Background: In the DESTINY-Breast03 clinical trial, trastuzumab deruxtecan (T-DXd) showed superior progression-free survival and overall survival versus trastuzumab emtansine (T-DM1) and manageable safety in patients with human epidermal growth factor receptor 2 (HER2)-positive (HER2+) metastatic breast cancer. Here, patient-reported outcomes (PROs) are reported along with hospitalization data. Patients and methods: Patients in DESTINY-Breast03 were assessed for prespecified PRO measures, including European Organization for Research and Treatment of Cancer quality of life (EORTC-QoL) questionnaires [the oncology-specific EORTC Quality of Life Questionnaire Core 30 (QLQ-C30) and breast cancer-specific EORTC QLQ-BR45] and the generic EuroQol 5-dimension 5-level questionnaire (EQ-5D-5L) visual analogue scale. Analyses included change from baseline, time to definitive deterioration (TDD), and hospitalization-related endpoints. Results: EORTC QLQ-C30 baseline global health status (GHS) scores for T-DXd (n = 253) and T-DM1 (n = 260) were similar, with no clinically meaningful change (<10-point change from baseline) while on either treatment (median treatment duration: T-DXd, 14.3 months; T-DM1, 6.9 months).

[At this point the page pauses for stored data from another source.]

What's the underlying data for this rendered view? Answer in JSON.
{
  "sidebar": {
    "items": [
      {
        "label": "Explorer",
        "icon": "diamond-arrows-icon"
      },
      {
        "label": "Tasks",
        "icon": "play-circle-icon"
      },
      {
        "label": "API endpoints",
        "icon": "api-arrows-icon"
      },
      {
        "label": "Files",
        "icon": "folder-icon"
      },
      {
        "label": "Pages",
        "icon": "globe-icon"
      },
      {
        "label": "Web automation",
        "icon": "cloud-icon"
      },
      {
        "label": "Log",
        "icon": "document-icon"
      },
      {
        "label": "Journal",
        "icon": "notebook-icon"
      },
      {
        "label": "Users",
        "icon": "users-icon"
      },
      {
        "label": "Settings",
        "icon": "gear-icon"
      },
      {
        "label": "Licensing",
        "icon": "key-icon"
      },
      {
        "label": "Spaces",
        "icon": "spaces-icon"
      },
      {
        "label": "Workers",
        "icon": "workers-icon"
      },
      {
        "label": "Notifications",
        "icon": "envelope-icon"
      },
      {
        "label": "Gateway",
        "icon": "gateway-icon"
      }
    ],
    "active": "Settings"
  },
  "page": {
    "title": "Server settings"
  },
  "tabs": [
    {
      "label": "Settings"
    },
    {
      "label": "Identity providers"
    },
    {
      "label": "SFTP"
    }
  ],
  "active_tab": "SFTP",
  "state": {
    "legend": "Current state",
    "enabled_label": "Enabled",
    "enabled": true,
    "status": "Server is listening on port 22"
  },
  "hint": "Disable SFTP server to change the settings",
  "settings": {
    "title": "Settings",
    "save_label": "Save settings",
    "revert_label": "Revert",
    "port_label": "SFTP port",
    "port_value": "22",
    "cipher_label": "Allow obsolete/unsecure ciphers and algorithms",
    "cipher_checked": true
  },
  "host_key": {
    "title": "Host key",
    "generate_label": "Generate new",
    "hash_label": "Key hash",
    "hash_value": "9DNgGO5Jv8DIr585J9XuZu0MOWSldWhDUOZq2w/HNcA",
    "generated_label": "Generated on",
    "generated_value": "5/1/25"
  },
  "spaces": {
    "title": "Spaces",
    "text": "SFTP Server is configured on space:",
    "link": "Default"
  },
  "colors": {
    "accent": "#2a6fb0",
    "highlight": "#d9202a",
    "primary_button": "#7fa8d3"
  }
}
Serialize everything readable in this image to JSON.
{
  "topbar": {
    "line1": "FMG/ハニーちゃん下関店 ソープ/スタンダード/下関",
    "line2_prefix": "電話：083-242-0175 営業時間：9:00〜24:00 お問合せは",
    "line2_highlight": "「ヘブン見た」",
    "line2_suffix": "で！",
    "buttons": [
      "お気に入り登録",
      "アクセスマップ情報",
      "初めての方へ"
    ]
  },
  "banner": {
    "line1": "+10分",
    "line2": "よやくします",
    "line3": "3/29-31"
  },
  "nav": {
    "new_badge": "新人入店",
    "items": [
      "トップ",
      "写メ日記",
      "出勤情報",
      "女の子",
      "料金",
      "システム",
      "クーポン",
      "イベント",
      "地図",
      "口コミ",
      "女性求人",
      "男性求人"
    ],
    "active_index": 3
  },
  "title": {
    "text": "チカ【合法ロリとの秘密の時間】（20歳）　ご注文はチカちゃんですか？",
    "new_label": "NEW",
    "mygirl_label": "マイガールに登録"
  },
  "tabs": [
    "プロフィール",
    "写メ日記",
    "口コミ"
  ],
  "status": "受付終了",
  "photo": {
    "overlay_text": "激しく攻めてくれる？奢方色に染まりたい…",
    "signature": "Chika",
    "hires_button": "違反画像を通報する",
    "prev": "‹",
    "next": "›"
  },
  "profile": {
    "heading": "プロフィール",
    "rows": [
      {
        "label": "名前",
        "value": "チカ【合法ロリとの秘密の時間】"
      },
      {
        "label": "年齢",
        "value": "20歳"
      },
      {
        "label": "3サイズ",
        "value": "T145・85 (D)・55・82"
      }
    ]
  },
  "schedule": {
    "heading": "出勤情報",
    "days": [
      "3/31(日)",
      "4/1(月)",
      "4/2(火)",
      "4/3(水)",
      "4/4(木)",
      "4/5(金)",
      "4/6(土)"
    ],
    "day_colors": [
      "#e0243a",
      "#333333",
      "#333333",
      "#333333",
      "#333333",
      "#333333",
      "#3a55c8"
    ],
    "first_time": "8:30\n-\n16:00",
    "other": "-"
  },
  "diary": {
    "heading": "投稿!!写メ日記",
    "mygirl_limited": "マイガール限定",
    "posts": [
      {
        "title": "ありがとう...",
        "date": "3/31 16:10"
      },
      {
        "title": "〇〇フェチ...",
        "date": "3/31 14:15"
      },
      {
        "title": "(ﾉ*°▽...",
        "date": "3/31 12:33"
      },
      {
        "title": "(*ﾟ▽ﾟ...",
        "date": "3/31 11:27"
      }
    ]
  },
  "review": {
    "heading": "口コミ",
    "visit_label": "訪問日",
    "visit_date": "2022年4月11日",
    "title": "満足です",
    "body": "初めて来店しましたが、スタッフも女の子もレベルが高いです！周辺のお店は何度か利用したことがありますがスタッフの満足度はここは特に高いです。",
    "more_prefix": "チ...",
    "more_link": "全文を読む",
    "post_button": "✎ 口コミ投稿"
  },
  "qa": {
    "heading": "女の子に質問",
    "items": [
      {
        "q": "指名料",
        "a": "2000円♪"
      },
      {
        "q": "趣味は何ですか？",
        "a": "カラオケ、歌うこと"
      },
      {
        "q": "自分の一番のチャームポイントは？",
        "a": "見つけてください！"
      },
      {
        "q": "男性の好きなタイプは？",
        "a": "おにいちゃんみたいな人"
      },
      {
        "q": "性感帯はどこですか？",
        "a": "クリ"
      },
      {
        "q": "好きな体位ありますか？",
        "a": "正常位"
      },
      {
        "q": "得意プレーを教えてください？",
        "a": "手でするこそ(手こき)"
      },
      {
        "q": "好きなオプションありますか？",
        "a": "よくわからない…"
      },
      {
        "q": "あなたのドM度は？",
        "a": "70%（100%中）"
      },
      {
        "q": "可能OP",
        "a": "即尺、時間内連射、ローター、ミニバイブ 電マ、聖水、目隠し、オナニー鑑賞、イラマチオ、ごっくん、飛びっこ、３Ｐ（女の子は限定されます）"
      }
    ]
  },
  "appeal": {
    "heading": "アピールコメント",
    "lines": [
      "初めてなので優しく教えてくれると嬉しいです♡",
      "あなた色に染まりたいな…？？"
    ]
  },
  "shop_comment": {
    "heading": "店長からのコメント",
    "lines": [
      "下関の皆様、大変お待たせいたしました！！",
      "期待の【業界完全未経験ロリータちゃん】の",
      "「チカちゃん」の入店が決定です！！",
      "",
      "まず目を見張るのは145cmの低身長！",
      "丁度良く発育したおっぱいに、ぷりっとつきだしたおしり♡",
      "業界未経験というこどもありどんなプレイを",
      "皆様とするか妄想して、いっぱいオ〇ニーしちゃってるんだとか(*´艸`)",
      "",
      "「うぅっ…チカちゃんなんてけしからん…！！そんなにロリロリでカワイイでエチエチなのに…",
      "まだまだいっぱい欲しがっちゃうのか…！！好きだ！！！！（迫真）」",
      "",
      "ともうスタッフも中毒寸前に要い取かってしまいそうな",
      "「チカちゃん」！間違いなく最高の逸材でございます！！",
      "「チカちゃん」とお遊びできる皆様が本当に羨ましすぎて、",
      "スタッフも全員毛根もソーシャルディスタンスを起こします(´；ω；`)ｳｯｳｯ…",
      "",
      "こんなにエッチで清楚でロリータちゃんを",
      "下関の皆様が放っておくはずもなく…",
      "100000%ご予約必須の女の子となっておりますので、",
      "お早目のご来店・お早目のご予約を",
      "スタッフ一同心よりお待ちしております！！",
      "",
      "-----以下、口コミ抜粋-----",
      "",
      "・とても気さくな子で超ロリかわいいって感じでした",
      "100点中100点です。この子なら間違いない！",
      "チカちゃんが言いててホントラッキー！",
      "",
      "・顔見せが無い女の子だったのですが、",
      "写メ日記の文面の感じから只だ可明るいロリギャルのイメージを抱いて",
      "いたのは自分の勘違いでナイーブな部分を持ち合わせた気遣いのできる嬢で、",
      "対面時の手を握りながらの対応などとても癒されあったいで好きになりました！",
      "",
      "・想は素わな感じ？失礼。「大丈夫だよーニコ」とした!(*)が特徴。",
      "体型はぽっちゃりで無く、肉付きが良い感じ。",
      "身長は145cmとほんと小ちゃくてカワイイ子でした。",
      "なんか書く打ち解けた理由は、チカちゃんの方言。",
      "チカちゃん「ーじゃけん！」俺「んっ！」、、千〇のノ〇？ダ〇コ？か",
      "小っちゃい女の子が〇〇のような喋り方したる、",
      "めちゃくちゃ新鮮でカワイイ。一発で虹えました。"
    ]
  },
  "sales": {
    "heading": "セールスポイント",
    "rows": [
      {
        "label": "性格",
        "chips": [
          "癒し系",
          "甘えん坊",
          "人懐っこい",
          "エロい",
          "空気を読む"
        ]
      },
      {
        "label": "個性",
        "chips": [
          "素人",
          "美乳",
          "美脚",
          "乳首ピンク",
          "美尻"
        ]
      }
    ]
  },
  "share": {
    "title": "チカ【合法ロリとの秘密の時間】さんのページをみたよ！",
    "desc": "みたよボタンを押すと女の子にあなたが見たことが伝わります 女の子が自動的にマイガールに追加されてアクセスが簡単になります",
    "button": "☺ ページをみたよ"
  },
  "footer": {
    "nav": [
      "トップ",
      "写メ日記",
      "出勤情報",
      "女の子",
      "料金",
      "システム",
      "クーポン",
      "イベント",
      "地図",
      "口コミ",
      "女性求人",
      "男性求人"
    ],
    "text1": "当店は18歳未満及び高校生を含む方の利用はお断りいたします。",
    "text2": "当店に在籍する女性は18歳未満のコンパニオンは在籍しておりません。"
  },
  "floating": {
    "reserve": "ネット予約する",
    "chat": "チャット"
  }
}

TDD analyses of QLQ-C30 GHS (primary PRO variable) and all other prespecified PROs (QLQ-C30 subscales, the QLQ-BR45 arm symptoms scale, and the EQ-5D-5L visual analogue scale) suggested T-DXd was numerically favored over T-DM1 based on TDD hazard ratios. Of all randomized patients, 18 (6.9%) receiving T-DXd versus 19 (7.2%) receiving T-DM1 were hospitalized, and the median time to first hospitalization was 219.5 versus 60.0 days, respectively. Conclusions: In DESTINY-Breast03, EORTC GHS/QoL was maintained on both therapies throughout treatment, indicating that despite the longer treatment duration with T-DXd versus T-DM1, health-related QoL did not worsen on T-DXd. Furthermore, TDD hazard ratios numerically favored T-DXd over T-DM1 in all prespecified variables of interest including pain, suggesting T-DXd may delay time until health-related QoL deterioration compared with T-DM1. Median time to first hospitalization was three times longer with T-DXd versus T-DM1. Together with reported improved efficacy and manageable toxicity, these results support the overall benefit of T-DXd for patients with HER2+ metastatic breast cancer.